Solo el olor a gasolina me ofende más que la manía de calificar ciertos ingredientes como humildes. A veces, esta plaga afecta a carnes y pescados. Caballa, panceta, arenques, mejillones y salchichas de pollo han cargado con este sambenito y han sido etiquetados como modestos sea cual fuere el grado de calidad que ostentasen: el más fino y delicado de los mejillones siempre ha sido y siempre será tildado humilde, por lustrosas que tenga las barbas. Ahora bien, en cuanto a humildad se refiere, desde que el bacalao colgase los hábitos y renegase del voto de pobreza, los vegetales son quienes se han alzado como reyes de la virtud del comedimiento. Cuatro humildes patatas, un puñado de humildes lentejas, una modesta cebolla. Todos esos ingredientes tienen en común ser baratos. ¿Con eso basta para asignarles la virtud de la humildad?, ¿puede una cebolla ser virtuosa?
Al decir que una cebolla es humilde defendemos que una cebolla puede tener no solo consciencia de sí misma (paso previo necesario para pronunciarse sobre los asuntos del bien y del mal), sino de sus límites. Deducimos, además, que puede tomar, y toma, la decisión libre de llevar una vida de recato y contención, sin alardes ni muestras de heroísmo, y sin inquietudes demasiado apasionadas. Una cebolla humilde carece de nobleza, y no solo sabe que es una cebolla, sino que decide andar el camino de la sumisión y el abatimiento. Sabe ser discreta. Eso significa ser humilde.
Y me pregunto qué opina la cebolla al respecto, si acaso nadie se ha parado nunca a contemplar un campo de cebollas en plena floración y si es posible no ver en cada inflorescencia enarbolada por cada bulbo un estallido pirotécnico, un cetro enjoyado, un bastón real que, como un puño alzado al cielo, proclama cuál es el lugar de la cebolla en el mundo.
Prima de lirios, tulipanes y narcisos —nada menos—, está en la historia de nuestra alimentación desde el día uno. Es la más consumida y cultivada del mundo, y la que se menciona más veces en las tablillas de arcilla babilónicas que guardan, en deliciosa escritura cuneiforme, la receta de cocina más antigua de todas, fechada hace más de 4.000 años. Ella, y nadie más que ella, fue elegida para llenar las cuencas de los ojos del faraón Ramsés IV en su viaje hacia la otra vida. Era la única capaz, así lo creían los egipcios, de reavivar el aliento de los muertos y, a la vez, guardar, con su forma esférica y sus anillos concéntricos, los secretos de la inmortalidad.
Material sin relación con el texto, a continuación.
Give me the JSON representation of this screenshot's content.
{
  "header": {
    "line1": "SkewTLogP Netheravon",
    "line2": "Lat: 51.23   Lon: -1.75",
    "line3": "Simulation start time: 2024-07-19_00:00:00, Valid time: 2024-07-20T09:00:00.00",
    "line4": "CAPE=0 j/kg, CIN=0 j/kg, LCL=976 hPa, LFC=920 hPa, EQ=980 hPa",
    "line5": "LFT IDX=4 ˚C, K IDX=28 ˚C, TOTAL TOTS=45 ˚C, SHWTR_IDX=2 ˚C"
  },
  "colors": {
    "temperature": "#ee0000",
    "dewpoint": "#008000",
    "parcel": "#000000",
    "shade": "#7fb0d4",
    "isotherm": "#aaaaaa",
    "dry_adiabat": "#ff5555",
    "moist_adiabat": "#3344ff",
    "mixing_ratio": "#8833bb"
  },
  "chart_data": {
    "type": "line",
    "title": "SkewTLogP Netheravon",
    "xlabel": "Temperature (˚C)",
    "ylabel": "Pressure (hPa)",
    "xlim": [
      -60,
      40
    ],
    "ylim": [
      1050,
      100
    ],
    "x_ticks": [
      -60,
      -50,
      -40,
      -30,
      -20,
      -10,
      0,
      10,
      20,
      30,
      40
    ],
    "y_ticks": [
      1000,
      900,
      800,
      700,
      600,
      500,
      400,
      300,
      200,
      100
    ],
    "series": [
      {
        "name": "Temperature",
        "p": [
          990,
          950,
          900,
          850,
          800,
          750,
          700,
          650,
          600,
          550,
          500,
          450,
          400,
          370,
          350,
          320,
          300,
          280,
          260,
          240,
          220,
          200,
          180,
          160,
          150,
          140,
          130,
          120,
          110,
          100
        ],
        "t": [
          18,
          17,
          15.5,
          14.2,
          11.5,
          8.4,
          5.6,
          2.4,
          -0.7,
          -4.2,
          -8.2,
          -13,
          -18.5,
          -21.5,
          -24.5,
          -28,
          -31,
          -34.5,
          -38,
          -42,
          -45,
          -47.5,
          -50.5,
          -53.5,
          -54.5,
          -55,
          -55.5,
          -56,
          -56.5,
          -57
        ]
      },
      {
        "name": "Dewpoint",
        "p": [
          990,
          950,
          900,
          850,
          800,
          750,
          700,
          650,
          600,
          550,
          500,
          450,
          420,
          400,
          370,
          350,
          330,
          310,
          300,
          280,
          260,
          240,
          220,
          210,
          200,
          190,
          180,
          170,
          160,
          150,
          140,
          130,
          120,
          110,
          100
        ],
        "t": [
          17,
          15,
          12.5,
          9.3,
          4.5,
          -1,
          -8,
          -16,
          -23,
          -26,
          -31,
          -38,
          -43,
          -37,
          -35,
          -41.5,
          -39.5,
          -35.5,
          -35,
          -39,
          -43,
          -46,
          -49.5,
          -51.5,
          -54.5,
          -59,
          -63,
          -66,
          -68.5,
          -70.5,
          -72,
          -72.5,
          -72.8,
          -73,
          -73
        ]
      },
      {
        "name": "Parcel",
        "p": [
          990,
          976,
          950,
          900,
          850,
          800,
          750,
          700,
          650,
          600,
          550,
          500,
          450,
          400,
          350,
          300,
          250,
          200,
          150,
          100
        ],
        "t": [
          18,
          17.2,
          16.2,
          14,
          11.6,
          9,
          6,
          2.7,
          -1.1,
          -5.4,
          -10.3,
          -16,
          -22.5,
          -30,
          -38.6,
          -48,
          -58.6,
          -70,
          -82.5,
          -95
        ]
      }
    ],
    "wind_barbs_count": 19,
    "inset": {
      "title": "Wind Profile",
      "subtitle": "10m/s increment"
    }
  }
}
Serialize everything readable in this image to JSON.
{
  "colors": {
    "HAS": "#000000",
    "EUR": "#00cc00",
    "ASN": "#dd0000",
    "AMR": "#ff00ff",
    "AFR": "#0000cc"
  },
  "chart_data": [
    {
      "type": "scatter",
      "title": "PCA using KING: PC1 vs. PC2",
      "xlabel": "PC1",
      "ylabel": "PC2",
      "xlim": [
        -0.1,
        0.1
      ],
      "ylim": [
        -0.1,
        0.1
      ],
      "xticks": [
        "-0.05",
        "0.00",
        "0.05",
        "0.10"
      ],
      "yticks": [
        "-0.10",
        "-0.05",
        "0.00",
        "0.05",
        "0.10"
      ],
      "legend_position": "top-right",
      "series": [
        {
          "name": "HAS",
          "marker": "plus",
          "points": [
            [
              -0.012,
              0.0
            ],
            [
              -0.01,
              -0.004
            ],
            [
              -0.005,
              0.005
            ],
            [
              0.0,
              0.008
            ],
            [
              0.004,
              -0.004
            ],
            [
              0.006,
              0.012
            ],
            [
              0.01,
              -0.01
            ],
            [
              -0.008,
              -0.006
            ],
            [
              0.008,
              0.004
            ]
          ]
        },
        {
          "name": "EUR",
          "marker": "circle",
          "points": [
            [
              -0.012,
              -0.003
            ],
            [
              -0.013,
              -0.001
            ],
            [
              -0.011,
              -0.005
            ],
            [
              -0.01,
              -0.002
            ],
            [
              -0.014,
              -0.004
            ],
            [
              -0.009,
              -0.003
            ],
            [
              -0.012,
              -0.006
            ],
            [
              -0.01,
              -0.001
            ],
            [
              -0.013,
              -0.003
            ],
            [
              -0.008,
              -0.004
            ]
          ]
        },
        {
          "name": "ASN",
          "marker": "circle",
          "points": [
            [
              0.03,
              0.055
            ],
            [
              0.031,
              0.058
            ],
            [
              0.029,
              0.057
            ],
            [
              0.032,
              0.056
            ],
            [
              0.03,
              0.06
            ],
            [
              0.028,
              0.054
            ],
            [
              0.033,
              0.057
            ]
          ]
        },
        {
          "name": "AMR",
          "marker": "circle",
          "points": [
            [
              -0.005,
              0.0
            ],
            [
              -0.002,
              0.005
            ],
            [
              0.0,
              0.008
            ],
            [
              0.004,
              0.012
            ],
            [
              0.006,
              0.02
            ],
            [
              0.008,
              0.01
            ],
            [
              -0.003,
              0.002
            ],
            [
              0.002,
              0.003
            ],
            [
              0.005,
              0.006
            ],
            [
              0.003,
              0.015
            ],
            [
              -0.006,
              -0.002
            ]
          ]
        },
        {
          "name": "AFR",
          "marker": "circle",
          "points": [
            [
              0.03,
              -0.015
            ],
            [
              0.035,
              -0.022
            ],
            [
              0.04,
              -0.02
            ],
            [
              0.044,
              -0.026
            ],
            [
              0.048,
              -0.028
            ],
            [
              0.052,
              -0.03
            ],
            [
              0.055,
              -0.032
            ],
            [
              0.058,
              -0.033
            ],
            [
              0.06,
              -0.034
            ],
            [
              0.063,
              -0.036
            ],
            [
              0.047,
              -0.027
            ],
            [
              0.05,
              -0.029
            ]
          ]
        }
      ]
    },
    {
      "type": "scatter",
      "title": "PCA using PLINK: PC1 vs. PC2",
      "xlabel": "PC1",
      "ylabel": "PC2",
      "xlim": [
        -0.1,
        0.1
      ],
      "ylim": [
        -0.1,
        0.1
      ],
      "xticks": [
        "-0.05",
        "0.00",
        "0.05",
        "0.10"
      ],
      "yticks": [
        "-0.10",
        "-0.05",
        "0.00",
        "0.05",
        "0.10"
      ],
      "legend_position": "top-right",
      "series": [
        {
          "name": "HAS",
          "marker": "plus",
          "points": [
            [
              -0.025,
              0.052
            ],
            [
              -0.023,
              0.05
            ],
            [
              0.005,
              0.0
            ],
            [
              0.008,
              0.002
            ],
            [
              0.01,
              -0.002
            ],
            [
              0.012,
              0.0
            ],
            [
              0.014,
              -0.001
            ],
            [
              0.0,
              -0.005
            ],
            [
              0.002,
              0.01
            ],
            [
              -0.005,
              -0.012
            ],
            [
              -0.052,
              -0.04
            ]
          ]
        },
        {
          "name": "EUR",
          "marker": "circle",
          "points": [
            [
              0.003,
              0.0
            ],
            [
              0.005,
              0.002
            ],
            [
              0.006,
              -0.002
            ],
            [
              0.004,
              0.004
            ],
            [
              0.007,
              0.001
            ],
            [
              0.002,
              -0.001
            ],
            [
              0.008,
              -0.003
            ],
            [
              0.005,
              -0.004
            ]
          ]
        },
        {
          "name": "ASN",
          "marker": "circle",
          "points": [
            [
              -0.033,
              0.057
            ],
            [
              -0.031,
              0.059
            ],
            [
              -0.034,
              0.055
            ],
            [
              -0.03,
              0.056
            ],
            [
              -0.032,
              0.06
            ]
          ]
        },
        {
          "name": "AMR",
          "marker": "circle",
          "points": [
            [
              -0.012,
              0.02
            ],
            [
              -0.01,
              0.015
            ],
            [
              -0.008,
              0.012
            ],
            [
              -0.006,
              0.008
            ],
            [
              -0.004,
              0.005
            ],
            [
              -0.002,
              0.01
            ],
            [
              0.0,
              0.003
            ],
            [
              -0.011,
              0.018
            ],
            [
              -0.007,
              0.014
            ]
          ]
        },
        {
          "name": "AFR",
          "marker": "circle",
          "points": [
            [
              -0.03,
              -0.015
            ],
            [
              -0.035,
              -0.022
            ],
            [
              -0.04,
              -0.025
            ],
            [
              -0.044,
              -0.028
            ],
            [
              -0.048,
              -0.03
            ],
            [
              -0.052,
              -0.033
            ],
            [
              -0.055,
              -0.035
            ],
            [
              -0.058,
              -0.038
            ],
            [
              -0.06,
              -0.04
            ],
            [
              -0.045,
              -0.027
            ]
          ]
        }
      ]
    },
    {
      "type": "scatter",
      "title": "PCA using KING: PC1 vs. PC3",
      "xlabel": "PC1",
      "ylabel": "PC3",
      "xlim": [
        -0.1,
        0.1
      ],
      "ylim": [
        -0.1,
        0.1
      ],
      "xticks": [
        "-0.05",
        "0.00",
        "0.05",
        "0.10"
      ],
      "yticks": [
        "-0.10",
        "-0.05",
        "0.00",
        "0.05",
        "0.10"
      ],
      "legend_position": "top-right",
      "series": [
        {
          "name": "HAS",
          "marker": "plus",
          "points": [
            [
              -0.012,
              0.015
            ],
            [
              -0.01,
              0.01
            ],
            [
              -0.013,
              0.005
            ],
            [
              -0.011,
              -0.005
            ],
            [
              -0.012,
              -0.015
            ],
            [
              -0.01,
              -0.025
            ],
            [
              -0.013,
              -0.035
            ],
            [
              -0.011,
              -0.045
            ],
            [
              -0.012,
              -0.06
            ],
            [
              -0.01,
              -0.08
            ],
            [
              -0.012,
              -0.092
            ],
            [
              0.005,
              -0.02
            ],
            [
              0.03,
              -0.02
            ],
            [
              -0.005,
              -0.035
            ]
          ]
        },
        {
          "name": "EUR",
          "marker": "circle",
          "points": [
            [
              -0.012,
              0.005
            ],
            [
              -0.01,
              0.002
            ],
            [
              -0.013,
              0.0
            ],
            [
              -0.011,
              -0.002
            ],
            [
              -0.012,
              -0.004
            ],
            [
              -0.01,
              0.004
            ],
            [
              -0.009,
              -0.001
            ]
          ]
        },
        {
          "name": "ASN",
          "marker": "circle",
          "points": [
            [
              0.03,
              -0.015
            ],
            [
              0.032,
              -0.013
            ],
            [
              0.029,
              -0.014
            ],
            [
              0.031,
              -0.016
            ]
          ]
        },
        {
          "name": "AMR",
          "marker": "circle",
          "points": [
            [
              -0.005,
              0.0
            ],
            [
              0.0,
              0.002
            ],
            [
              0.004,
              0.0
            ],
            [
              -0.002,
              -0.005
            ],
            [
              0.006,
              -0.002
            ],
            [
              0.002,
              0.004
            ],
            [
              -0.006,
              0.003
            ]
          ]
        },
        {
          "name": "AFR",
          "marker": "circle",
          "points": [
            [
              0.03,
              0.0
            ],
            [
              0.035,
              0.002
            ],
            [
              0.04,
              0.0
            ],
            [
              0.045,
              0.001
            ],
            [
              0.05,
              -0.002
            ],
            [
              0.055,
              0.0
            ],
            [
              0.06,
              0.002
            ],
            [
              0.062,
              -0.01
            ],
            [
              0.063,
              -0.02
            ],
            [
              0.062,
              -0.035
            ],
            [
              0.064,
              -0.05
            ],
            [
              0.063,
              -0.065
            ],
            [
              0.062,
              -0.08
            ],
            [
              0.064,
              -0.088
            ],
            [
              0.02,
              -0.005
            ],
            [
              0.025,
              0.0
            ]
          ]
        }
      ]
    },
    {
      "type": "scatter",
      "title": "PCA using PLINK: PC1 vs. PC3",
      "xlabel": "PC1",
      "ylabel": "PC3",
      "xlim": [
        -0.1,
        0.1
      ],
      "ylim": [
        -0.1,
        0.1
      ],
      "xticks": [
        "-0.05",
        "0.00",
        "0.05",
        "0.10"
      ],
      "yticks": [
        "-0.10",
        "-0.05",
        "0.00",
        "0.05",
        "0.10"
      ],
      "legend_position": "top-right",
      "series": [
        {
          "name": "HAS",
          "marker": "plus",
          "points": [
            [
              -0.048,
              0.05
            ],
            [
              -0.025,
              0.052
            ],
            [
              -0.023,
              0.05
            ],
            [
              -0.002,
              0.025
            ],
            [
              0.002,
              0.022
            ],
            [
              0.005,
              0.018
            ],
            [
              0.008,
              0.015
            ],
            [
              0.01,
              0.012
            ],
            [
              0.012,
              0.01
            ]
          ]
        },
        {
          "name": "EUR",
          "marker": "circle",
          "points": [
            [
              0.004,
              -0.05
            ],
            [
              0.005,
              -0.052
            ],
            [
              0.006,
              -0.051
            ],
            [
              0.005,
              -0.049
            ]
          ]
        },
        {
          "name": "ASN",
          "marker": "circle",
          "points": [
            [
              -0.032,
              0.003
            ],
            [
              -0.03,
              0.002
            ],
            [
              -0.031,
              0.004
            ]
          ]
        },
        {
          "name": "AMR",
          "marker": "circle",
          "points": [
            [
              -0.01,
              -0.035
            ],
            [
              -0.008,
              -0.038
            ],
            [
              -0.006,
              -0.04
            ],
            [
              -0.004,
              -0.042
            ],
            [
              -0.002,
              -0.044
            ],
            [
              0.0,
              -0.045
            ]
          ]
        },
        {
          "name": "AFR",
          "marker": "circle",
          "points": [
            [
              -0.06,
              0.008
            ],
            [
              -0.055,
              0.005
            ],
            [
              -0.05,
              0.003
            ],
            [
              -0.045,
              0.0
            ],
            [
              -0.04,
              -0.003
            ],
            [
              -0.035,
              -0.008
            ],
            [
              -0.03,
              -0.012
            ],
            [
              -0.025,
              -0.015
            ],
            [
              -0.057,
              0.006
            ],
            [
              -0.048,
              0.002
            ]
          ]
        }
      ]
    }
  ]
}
Es nutritiva, fácil de cultivar, buena para almacenar, sencilla de transportar, y viene equipada de serie con un envase biodegradable que, además, sirve, tostado y caramelizado, para realzar, vigorizar y perfumar salsas y caldos. Habiendo sido el alimento elegido por Alejandro Magno para infundir valor y coraje a sus tropas, la cebolla cegaría y hundiría en un mar de lágrimas ejércitos enteros si decidiese activar su arsenal químico. Tal es su poder. Poder que no duda en desatar todas y cada una de las veces que una le hace frente con un cuchillo.
No me queda más remedio que meter a Nietzsche en esto. Lo hago porque debo. Esto no habría pasado si nadie hubiese decidido asignar cualidades morales a los ingredientes. El alemán Friedrich Wilhelm Nietzsche, uno de los filósofos más grandes e influyentes del siglo XX, distingue dos sistemas morales: el de los señores, los fuertes; y el de los esclavos, los débiles.
La moral de los señores lo es de la plenitud, el esplendor y la fuerza. La de los esclavos, de la utilidad. En el marco del siervo, lo bueno es lo que favorece la supervivencia del débil en condiciones de inferioridad. En cada uno de estos dos sistemas, las mismas palabras tienen significados distintos. Cuando el señor o el poderoso dice de algo que es “bueno”, esto significa noble, aristocrático, valiente, magnánimo, orgulloso, fuerte, alegre y risueño. Cuando es el esclavo quien define el “bien”, se refiere a aquellas cualidades que podrían aliviar su condición de afligido: la compasión, la humildad, la paciencia, la caridad y la fraternidad.
No soy capaz de imaginar a la cebolla si no es andando por la calle erguida, altiva y soberbia; vestida de lila, con un brillo burleta en la mirada y La Genealogía de la Moral de Nietzsche debajo del brazo, riéndose en voz alta de ese mal vicio de los hombres de atribuir valor moral al hecho de tenerse por poca cosa, esconderse y someterse. Cebolla, tú barata, sí, pero reina, y orgullosa.